When Condos Won’t Sell, Carney Sends Taxpayers
A vacant-condo rescue is not housing policy unless taxpayers see the price, the discount and the affordability rules.
Canada’s housing crisis was supposed to be about families priced out of a place to live. Now Ottawa and British Columbia are floating a plan that could make taxpayers the buyer of last resort for condos the market will not absorb.
CBC reported that Prime Minister Mark Carney and B.C. Premier David Eby plan to use up to $3 billion to buy vacant condo units and convert them into affordable housing. The same report says part of the fund, split between Ottawa and B.C., would also be used over 10 years to lower municipal development fees for builders. That is not a small tweak. It is a major public intervention in a private market that already produced units many Canadians cannot afford.
There is a defensible version of this idea. If governments can buy finished units at a steep discount, impose real affordability covenants, disclose every purchase price, and keep the homes in public or non-profit affordable stock, taxpayers might get usable housing faster than waiting years for new construction.
But that is not the same as writing a soft landing for developers who guessed wrong on price, demand, financing or product mix. Housing expert Andy Yan asked whether the plan is really helping industry rather than bailing out bad business decisions. Jill Atkey of the B.C. Non-Profit Housing Association told CBC that using public dollars to rescue the condo market or private development sector would be a misuse of funds.
Carney said the government would use the right financial mechanisms, but CBC reported he did not say whether bulk purchases would be below market value. That missing detail is the entire ball game. Buying unsold condos at or near developer asking prices would protect balance sheets and lenders before it protects renters, first-time buyers or taxpayers.
The development-charge piece needs the same scrutiny. CBC reported that governments could cut development cost charges for multi-unit housing by up to 50%, saving builders up to $40,000 per unit while public money funds infrastructure such as water, wastewater and roads.
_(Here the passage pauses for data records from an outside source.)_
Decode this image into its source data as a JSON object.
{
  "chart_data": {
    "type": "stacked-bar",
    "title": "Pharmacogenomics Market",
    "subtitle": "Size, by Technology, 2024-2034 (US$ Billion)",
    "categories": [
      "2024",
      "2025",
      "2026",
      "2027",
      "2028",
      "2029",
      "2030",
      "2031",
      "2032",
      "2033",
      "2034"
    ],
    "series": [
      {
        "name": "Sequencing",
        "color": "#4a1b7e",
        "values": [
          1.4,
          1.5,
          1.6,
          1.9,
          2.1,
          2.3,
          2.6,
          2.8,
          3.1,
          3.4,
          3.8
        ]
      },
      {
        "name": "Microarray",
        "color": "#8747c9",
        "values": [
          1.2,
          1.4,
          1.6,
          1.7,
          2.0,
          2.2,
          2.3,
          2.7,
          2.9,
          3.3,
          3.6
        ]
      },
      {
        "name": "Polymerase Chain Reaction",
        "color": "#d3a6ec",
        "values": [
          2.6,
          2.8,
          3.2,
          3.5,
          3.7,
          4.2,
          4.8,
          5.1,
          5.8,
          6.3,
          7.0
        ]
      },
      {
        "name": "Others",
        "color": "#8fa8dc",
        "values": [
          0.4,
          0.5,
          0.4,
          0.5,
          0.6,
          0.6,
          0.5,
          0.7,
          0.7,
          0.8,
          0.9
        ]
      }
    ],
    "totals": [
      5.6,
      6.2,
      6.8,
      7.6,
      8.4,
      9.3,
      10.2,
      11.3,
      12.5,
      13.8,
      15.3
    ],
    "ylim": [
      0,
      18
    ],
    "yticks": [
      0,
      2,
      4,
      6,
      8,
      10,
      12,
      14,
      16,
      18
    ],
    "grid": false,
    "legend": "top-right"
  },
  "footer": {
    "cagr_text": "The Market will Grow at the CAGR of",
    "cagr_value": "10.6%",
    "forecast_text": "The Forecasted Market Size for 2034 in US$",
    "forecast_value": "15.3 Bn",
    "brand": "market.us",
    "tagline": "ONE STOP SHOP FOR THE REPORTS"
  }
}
If taxpayers are replacing municipal fees, they deserve a binding pass-through mechanism proving lower costs become lower rents or lower sale prices — not simply higher margins.
The conservative accountability standard is straightforward: publish the unit list, developer names, lenders where relevant, appraised values, purchase prices, discounts, occupancy timelines, affordability definitions, resale restrictions and operating subsidies. Show whether any politically connected firms benefit. Show whether the homes remain affordable for decades, not just for a press conference.
Canadians do not need another housing announcement dressed up in compassionate language while private risk quietly migrates onto the public ledger. If Carney wants taxpayers to buy the condo glut, he should publish the receipts first.
- CBC News: Critics slam government plan to “bail out” sagging condo sector in B.C.
- Canada Mortgage and Housing Corporation: Completed and unabsorbed units — Metro Vancouver table
- CityNews Vancouver: Prime Minister Carney and Premier Eby make housing agreement
This article argues that any public purchase of vacant condos should be judged by transparent discounts, beneficiary disclosure and enforceable affordability conditions.